Another medieval blood-charm which continued to be used long after the Reformation refers to the Roman solider, who by the Middle Ages had been come to be called St Longinus.
'Our Lord hung on the cross. Longinus struck him with the lance. Blood and water issued forth. Longinus raised his eyes and saw clearly. By the power which God showed Longinus, I conjure the veins and the blood that they flow no more.'
The full charm tells the story in more detail, and it is the recounting of this miracle, together with the clearly spoken statement of intent of the blood-charmer, that produces the second miracle –the staunching of the blood in the patient. Words and stories have great power.

Susannah Avery, writing in 1688, suggested that bleeding could be stopped by writing the name Veronica on the ball of the left thumb.

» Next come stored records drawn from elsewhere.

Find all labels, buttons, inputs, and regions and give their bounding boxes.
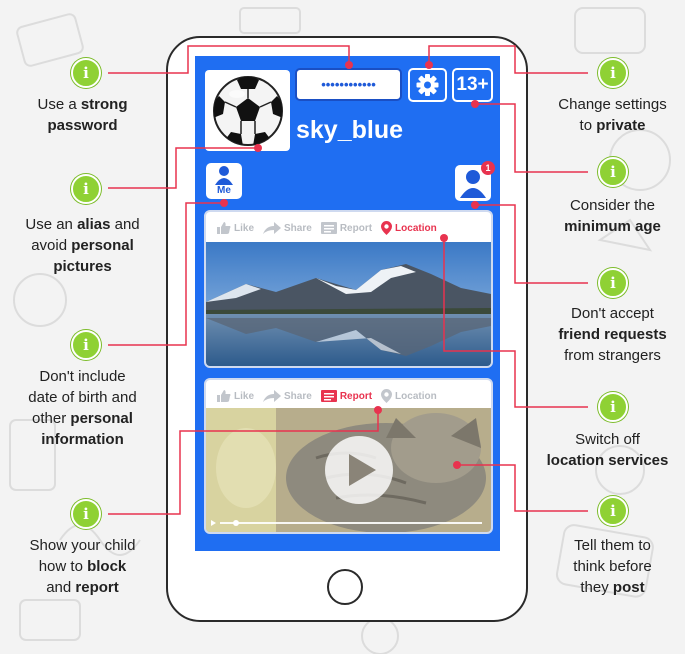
post-card-video: Like Share Report Location (204, 378, 493, 534)
tip-private-settings: Change settings to private (558, 96, 667, 134)
post-actions: Like Share Report Location (208, 217, 489, 239)
info-icon: i (71, 174, 101, 204)
person-icon (215, 166, 233, 185)
info-icon: i (71, 58, 101, 88)
report-flag-icon (320, 390, 337, 402)
tip-minimum-age: Consider the minimum age (564, 197, 661, 235)
location-pin-icon (381, 221, 393, 235)
soccer-ball-icon (213, 76, 283, 146)
tip-friend-requests: Don't accept friend requests from strang… (558, 305, 667, 364)
location-label: Location (395, 390, 437, 402)
tip-strong-password: Use a strong password (37, 96, 128, 134)
info-icon: i (598, 58, 628, 88)
lake-mountain-photo (206, 242, 491, 366)
like-button[interactable]: Like (217, 390, 254, 402)
post-card-photo: Like Share Report Location (204, 210, 493, 368)
share-label: Share (284, 222, 312, 234)
me-profile-button[interactable]: Me (206, 163, 242, 199)
post-actions: Like Share Report Location (208, 385, 489, 407)
report-button[interactable]: Report (320, 222, 373, 234)
location-pin-icon (381, 389, 393, 403)
profile-avatar[interactable] (205, 70, 290, 151)
tip-location-services: Switch off location services (546, 431, 669, 469)
share-button[interactable]: Share (263, 222, 312, 234)
share-arrow-icon (263, 390, 282, 402)
tip-birth-date: Don't include date of birth and other pe… (28, 368, 137, 448)
share-button[interactable]: Share (263, 390, 312, 402)
settings-button[interactable] (408, 68, 447, 102)
age-rating-button[interactable]: 13+ (452, 68, 493, 102)
like-button[interactable]: Like (217, 222, 254, 234)
tip-alias: Use an alias and avoid personal pictures (25, 216, 140, 275)
share-arrow-icon (263, 222, 282, 234)
info-icon: i (71, 330, 101, 360)
info-icon: i (598, 392, 628, 422)
share-label: Share (284, 390, 312, 402)
me-label: Me (217, 185, 231, 196)
username-label: sky_blue (296, 116, 404, 144)
home-button[interactable] (327, 569, 363, 605)
friend-requests-button[interactable]: 1 (455, 161, 495, 201)
report-label: Report (339, 390, 373, 402)
tip-think-before-post: Tell them to think before they post (573, 537, 652, 596)
report-label: Report (339, 222, 373, 234)
info-icon: i (598, 157, 628, 187)
thumbs-up-icon (217, 222, 231, 234)
location-button[interactable]: Location (381, 389, 437, 403)
info-icon: i (598, 268, 628, 298)
thumbs-up-icon (217, 390, 231, 402)
tip-block-report: Show your child how to block and report (29, 537, 136, 596)
like-label: Like (234, 390, 255, 402)
info-icon: i (598, 496, 628, 526)
cat-video (206, 408, 491, 532)
like-label: Like (234, 222, 255, 234)
password-field[interactable]: •••••••••••• (295, 68, 402, 101)
gear-icon (416, 74, 439, 96)
notification-badge: 1 (481, 161, 495, 175)
location-label: Location (395, 222, 437, 234)
report-button[interactable]: Report (320, 390, 373, 402)
location-button[interactable]: Location (381, 221, 437, 235)
infographic-stage: •••••••••••• 13+ sky_blue Me 1 Like Shar… (0, 0, 685, 654)
info-icon: i (71, 499, 101, 529)
video-progress-thumb (233, 520, 239, 526)
report-flag-icon (320, 222, 337, 234)
video-progress-track (220, 522, 482, 524)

This was linked to a 14th century legend that St Veronica, who wiped Christ’s face with a cloth, is the same woman who Jesus had early cured of an ‘issue of blood’. If that failed, Susannah suggested another charm that could be sung over the wound. 
St Veronica

'When I was going to Jordan Wood
There was the blood and there it stood
So shall thy blood stay in thy body (here the patient was named)
I do bless thee in the name of the Father, Son and Holy Ghost.'
 One charm recorded in 1928 in the Scottish Highlands had to be said by a woman to a man, and then repeated by a man to a woman, alternating until the patient’s bleeding stopped. The person reciting the charm had to hold their arms out as they spoke it.

'The charm of God the Great.
The free gift of Mary.
The free gift of God.
The free gift of every priest and churchman
The free gift of Michael the strong
That would put strength in the sun.'

In this last line there is lovely echo of the old gods who might originally be invoked in the blood-charm. And given the current crisis in our health service, it looks as if we will have to hope that blood-charmers among us still retain their powers.

1 comment:

Sue Purkiss said...

Fascinating - I'd never heard of blood-charmers before!